A: Understandably, investors are most willing to put their money into the food industry, anything that involves superficial processing of our resources. However, we are trying to broaden the possibilities in industries that generate higher added value. It is in these areas that we are formulating the most attractive conditions. All the attention is directed here. We believe, for example, that for us it is important to develop pharmaceuticals and biotechnology. These sectors now have the highest added value and work opportunities for qualified personnel. Our other focus is the development of new materials and alternative energy. The third focus is information and communication technologies.
Q: Which barriers must still be overcome to increase investments?

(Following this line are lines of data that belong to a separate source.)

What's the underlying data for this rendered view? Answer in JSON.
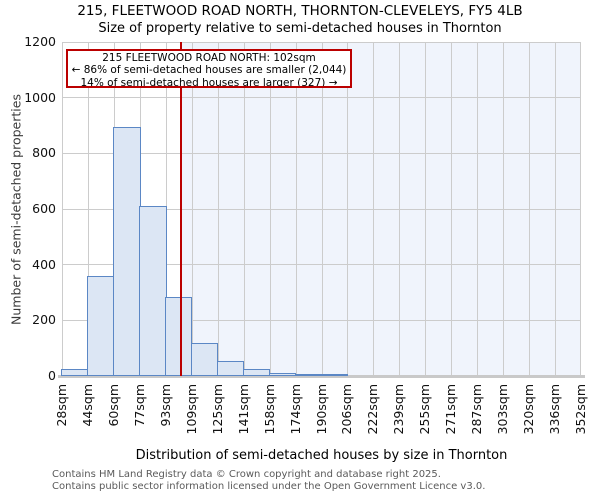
{
  "header": {
    "title": "215, FLEETWOOD ROAD NORTH, THORNTON-CLEVELEYS, FY5 4LB",
    "subtitle": "Size of property relative to semi-detached houses in Thornton"
  },
  "chart_data": {
    "type": "bar",
    "title": "215, FLEETWOOD ROAD NORTH, THORNTON-CLEVELEYS, FY5 4LB",
    "subtitle": "Size of property relative to semi-detached houses in Thornton",
    "xlabel": "Distribution of semi-detached houses by size in Thornton",
    "ylabel": "Number of semi-detached properties",
    "ylim": [
      0,
      1200
    ],
    "yticks": [
      0,
      200,
      400,
      600,
      800,
      1000,
      1200
    ],
    "tick_labels": [
      "28sqm",
      "44sqm",
      "60sqm",
      "77sqm",
      "93sqm",
      "109sqm",
      "125sqm",
      "141sqm",
      "158sqm",
      "174sqm",
      "190sqm",
      "206sqm",
      "222sqm",
      "239sqm",
      "255sqm",
      "271sqm",
      "287sqm",
      "303sqm",
      "320sqm",
      "336sqm",
      "352sqm"
    ],
    "bin_edges_sqm": [
      28,
      44,
      60,
      77,
      93,
      109,
      125,
      141,
      158,
      174,
      190,
      206,
      222,
      239,
      255,
      271,
      287,
      303,
      320,
      336,
      352
    ],
    "values": [
      25,
      360,
      895,
      610,
      285,
      120,
      55,
      25,
      12,
      8,
      5,
      0,
      0,
      0,
      0,
      0,
      0,
      0,
      0,
      0
    ],
    "grid": true,
    "legend": null,
    "marker": {
      "value_sqm": 102,
      "color": "#bb0000"
    },
    "shaded_region": {
      "from_sqm": 102,
      "to_sqm": 352,
      "color": "#f0f4fc"
    },
    "annotation": {
      "line1": "215 FLEETWOOD ROAD NORTH: 102sqm",
      "line2": "← 86% of semi-detached houses are smaller (2,044)",
      "line3": "14% of semi-detached houses are larger (327) →",
      "border_color": "#bb0000"
    },
    "colors": {
      "bar_fill": "#dce6f4",
      "bar_edge": "#5b87c5",
      "grid": "#cccccc",
      "axis_line": "#c9c9c9"
    }
  },
  "footer": {
    "line1": "Contains HM Land Registry data © Crown copyright and database right 2025.",
    "line2": "Contains public sector information licensed under the Open Government Licence v3.0."
  }
}
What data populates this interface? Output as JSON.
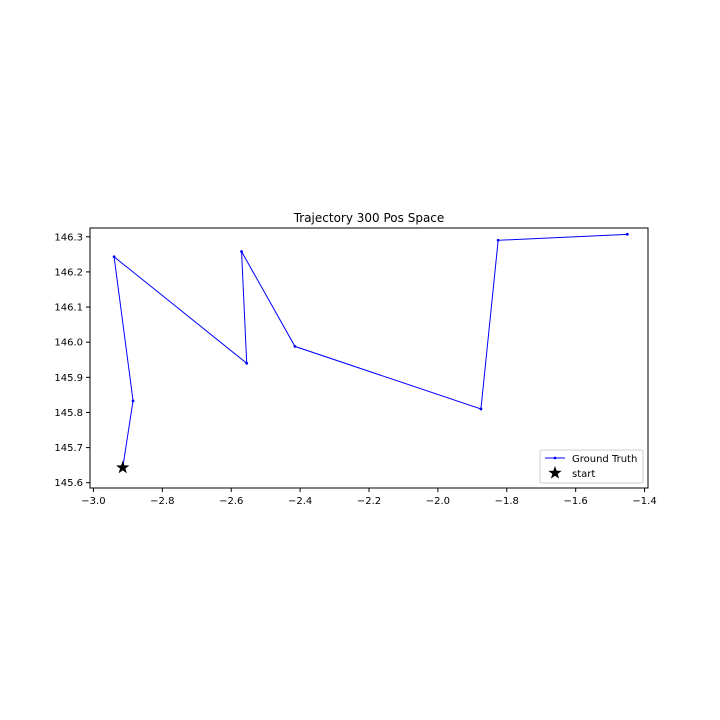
{
  "chart_data": {
    "type": "line",
    "title": "Trajectory 300 Pos Space",
    "xlabel": "",
    "ylabel": "",
    "xlim": [
      -3.01,
      -1.39
    ],
    "ylim": [
      145.585,
      146.325
    ],
    "x_ticks": [
      -3.0,
      -2.8,
      -2.6,
      -2.4,
      -2.2,
      -2.0,
      -1.8,
      -1.6,
      -1.4
    ],
    "x_tick_labels": [
      "−3.0",
      "−2.8",
      "−2.6",
      "−2.4",
      "−2.2",
      "−2.0",
      "−1.8",
      "−1.6",
      "−1.4"
    ],
    "y_ticks": [
      145.6,
      145.7,
      145.8,
      145.9,
      146.0,
      146.1,
      146.2,
      146.3
    ],
    "y_tick_labels": [
      "145.6",
      "145.7",
      "145.8",
      "145.9",
      "146.0",
      "146.1",
      "146.2",
      "146.3"
    ],
    "grid": false,
    "legend_position": "lower-right",
    "series": [
      {
        "name": "Ground Truth",
        "color": "#0000ff",
        "marker": "point",
        "x": [
          -2.915,
          -2.885,
          -2.94,
          -2.555,
          -2.57,
          -2.415,
          -1.875,
          -1.825,
          -1.45
        ],
        "y": [
          145.643,
          145.833,
          146.243,
          145.94,
          146.258,
          145.988,
          145.81,
          146.29,
          146.307
        ]
      }
    ],
    "start_marker": {
      "name": "start",
      "color": "#000000",
      "marker": "star",
      "x": -2.915,
      "y": 145.643
    }
  }
}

It is rare, but there is still some bureaucracy and a lack of desire on the part of local authorities to help out investors. The National Agency for Investment and Privatization exists in part to solve this issue by providing assistance to foreign investors interested in doing business in Belarus.
Managing partner at Arzinger Partners, the first international law firm in Belarus
Q: What factors give Belarus such a high score in the World Bank’s Doing Business rating category for protection of investors’ rights?
A: The state has taken additional steps to help foreign investors: ratification of the amendments to the Convention Establishing the Multilateral Investment Guarantee Agency, execution of treaties on legal assistance to secured foreign investments and application of local currency, as well as the adoption of a strategy aimed at attracting direct foreign investments.
Q: What should foreign investors be aware of before they start working here?
A: First of all, investors should examine carefully the legal framework for future investments, including basic provisions in the customs, tax and currency legislations. As a rule, major companies turn to our office at the stage of preparing the business plan for the investment project or as part of their effort to eliminate excessive costs and additional risks related to investment activity.
Q: How quickly do legal disagreements between the state and businesses get resolved?
A: The Minsk municipal authorities routinely make efforts to settle disputes by means of negotiations so as to avoid court cases.
Chairman of the Minsk Capital Union of Entrepreneurs and Employers
Q: How has the investment climate in Belarus changed since the president created the National Agency of Investment and Privatization in 2010?
A: The agency seeks to promote foreign direct investment, including the privatization of state property. And I must say it is working. The agency participates in the implementation of state policy concerting investment, privatization and monitoring. It supports investment projects when they are being rolled out and the privatization of state assets. It provides a full package of services to investors and actively promotes international networking. All this is having a positive effect on the investment climate of Belarus.
Q: What advice would you give to an investor who plans to work in Minsk?
A: Start to develop connections with Minsk using the “one-stop window” feature that was created by Minsk’s executive committee. Thanks to this, an investor significantly increases productivity at the very initial stages.